Check the clock. Ten minutes.

I dab a little ketchup at the corners of my mouth, scrape the entire mess into the garbage disposal, turn on the hot water, and flick the switch. While the disposal is running, I try to detour my mind—
recite the Constitu-tion, list the presidents in order, remember the names of
the seven dwarfs—
I can’t stop thinking that she called me.

I close the microwave. Carry the dirty plate and fork to the family room, where I put them on an end table.

Seven minutes.

I really do have to eat.

she called me thirty-three times.

One large rice cake = 35. Top it with one teaspoon of spicy mustard and you add 5. Two teaspoons = 10. Rice cakes with hot sauce are better.

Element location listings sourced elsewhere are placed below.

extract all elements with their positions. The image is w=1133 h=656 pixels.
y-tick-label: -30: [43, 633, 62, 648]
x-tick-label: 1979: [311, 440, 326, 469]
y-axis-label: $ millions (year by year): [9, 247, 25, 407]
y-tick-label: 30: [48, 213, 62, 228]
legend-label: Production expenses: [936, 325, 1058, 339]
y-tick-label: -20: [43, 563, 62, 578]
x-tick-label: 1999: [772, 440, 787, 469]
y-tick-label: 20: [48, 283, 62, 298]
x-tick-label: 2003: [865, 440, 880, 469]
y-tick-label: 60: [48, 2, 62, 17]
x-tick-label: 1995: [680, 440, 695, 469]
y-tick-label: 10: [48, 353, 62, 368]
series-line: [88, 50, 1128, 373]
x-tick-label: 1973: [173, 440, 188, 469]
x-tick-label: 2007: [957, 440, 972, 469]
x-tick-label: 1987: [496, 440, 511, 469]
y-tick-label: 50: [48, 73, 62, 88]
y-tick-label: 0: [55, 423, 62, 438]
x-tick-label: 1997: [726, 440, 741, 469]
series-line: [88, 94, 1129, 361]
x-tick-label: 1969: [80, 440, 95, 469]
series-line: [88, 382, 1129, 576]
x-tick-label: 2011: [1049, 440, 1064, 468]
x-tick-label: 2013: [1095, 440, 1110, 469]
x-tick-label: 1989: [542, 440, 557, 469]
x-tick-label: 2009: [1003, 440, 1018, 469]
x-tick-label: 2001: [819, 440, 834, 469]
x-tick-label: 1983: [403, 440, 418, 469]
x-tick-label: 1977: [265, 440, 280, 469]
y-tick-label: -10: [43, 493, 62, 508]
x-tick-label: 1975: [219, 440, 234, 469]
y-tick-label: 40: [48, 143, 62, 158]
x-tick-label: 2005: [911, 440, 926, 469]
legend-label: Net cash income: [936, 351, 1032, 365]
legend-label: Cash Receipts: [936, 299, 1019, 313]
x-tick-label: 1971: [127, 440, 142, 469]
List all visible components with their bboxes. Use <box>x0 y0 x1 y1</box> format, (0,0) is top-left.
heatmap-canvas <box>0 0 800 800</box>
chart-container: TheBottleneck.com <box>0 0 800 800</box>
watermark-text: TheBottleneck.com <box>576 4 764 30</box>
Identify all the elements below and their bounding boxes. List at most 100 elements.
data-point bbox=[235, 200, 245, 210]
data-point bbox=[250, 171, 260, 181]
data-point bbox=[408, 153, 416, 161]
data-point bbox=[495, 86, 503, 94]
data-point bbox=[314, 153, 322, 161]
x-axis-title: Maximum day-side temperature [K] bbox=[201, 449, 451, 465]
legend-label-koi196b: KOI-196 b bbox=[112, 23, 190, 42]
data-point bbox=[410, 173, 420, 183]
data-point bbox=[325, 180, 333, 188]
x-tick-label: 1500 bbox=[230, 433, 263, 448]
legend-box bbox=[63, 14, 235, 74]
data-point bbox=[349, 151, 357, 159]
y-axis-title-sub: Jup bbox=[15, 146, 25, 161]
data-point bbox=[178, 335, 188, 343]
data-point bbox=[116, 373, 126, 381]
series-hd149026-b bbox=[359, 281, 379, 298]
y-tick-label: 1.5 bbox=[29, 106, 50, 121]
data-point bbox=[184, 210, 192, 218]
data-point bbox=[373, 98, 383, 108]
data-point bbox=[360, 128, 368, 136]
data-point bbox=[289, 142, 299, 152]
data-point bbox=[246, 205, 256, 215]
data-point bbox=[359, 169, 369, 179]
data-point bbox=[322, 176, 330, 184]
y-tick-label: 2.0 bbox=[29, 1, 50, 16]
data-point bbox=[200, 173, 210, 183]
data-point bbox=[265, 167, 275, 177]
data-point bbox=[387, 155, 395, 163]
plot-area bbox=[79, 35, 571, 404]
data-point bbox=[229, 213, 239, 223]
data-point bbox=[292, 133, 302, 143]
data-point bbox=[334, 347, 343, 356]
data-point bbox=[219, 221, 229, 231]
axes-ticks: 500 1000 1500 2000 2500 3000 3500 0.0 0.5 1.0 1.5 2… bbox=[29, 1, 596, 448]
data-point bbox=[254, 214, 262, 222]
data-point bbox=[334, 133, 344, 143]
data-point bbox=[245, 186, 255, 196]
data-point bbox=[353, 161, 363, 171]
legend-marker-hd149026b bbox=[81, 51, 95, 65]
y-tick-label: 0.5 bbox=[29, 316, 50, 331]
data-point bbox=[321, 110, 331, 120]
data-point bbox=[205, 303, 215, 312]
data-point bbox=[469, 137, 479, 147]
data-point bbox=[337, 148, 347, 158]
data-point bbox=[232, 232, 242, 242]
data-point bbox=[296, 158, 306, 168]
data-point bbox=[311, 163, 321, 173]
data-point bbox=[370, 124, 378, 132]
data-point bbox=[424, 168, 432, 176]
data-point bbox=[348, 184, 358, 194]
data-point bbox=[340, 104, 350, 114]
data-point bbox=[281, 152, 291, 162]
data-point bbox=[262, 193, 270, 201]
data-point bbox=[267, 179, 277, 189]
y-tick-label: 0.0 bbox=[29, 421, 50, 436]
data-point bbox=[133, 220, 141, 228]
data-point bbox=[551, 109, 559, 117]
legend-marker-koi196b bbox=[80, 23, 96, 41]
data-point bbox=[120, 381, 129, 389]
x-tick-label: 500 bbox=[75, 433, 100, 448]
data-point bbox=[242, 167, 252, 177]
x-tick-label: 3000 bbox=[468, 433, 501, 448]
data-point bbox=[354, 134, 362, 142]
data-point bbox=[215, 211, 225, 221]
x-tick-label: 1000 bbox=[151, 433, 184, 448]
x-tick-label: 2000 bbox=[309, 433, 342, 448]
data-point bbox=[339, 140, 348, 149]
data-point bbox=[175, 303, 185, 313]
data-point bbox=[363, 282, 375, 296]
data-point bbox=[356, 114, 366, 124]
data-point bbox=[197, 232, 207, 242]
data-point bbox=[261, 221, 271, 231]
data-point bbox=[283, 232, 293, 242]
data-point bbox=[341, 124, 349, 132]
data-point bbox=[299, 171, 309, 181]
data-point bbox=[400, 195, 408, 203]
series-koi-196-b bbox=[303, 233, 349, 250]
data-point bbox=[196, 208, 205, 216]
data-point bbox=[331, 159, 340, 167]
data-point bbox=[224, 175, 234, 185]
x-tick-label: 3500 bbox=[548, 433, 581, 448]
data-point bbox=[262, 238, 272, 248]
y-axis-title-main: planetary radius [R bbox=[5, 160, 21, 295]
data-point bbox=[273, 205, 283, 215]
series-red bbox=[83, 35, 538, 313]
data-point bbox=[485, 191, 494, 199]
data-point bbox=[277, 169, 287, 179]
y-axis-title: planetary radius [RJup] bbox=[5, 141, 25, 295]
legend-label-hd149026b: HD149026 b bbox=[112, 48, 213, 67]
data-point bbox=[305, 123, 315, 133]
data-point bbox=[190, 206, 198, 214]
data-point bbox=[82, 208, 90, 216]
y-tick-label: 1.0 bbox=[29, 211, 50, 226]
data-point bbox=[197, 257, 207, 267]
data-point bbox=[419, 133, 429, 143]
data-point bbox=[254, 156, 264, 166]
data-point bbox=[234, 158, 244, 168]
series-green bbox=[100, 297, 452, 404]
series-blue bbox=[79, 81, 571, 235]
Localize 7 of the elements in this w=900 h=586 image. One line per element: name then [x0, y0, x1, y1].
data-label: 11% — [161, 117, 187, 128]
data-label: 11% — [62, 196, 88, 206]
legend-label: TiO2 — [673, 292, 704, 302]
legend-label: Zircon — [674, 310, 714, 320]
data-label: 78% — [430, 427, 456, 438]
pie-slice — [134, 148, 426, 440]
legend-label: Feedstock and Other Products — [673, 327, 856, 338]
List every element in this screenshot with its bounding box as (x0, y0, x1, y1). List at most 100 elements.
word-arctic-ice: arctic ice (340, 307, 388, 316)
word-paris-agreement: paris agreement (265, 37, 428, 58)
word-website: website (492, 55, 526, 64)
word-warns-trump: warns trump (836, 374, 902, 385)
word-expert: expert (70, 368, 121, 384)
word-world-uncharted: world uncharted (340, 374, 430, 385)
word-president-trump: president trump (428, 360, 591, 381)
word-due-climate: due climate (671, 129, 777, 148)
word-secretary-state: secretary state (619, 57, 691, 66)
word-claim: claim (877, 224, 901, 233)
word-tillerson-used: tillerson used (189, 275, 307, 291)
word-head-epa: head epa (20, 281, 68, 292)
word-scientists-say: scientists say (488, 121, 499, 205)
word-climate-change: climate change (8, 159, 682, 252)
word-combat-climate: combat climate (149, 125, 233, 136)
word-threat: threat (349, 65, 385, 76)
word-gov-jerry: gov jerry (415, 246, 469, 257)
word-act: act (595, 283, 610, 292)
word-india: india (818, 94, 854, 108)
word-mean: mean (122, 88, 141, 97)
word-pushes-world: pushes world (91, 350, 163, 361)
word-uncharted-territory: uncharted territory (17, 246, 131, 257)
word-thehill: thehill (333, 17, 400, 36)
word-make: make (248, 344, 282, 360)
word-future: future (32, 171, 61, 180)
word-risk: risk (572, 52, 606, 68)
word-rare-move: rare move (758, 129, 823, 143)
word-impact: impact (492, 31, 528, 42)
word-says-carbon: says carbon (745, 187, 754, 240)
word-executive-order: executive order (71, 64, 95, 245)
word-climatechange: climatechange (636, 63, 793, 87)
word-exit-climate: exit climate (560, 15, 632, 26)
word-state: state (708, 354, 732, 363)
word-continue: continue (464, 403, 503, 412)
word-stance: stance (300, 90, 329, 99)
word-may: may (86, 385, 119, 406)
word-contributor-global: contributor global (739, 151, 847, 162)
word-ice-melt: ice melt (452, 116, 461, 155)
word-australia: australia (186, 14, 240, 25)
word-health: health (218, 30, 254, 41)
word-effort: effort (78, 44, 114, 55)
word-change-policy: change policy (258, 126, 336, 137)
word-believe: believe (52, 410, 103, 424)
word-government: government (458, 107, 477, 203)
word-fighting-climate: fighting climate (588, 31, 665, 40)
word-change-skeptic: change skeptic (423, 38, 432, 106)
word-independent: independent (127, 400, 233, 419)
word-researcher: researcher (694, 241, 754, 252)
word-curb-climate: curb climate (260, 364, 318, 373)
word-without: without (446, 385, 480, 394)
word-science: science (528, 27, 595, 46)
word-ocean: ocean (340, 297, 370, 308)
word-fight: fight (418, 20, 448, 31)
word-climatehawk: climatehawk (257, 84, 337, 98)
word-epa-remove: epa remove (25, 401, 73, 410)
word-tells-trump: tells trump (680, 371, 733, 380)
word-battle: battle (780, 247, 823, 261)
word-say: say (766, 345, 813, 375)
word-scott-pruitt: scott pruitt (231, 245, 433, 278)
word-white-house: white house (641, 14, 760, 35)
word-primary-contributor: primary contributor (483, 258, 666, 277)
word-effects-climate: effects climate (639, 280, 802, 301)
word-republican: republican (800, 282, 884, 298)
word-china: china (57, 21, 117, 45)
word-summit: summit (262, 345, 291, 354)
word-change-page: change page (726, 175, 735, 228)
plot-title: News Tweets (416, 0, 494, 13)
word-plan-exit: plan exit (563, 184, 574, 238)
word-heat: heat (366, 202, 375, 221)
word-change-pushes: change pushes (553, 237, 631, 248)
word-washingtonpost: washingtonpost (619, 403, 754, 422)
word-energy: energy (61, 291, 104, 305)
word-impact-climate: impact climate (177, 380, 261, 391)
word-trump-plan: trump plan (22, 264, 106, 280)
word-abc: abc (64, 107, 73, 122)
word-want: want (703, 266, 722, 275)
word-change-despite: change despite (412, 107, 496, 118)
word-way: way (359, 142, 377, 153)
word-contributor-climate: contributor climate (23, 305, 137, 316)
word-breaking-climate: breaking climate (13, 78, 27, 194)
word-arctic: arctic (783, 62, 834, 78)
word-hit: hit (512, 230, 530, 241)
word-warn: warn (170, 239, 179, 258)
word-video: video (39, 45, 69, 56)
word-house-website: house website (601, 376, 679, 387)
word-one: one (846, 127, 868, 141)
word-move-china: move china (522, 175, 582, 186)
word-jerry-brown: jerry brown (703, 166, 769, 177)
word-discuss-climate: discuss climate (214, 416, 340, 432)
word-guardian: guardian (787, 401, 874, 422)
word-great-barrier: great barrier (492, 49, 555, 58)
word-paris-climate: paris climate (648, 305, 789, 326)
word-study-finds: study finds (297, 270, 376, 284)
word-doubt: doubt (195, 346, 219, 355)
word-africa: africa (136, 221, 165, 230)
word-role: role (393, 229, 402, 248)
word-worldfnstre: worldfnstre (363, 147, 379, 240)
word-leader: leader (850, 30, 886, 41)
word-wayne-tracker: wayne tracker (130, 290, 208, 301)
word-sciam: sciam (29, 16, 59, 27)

You eat and are punished in the same bite. Jennifer doesn’t buy hot sauce anymore.

Two rice cakes, four teaspoons of mustard = 90.

I wish I was a puker. I try and try and try, but I can’t do it. The smell freaks me out and my throat closes and I just can’t.

1 . 2 . 3 . 4 . 5 . 6 .7. 8 . 9 . 10 . 11 . 1 2 . 1 3 . 14 . 1 5 . 16 . 17. 1 8 . 1 9 .

2 0 . 2 1 . 2 2 . 2 3 . 2 4 . 2 5 . 2 6 . 2 7 . 2 8 . 2 9 . 3 0 . 3 1 . 3 2 . 3 3 .

Jennifer comes home and asks me to put my plate in the dishwasher and clean up the mess I made in the microwave. I apologize and do what she asks while she struggles to open a slippery bottle of cold Chardonnay.

When I’m halfway up the stairs, Emma bursts through the front door, soccer uniform dirty, cheeks red.

“I almost scored a goal!” she shouts.

“Awesome,” I say.

“You want to kick the ball with me now?”

Too many ropes pulling me down into the ground. “I can’t, Emmakins. I’m buried. Besides, it’s already dark.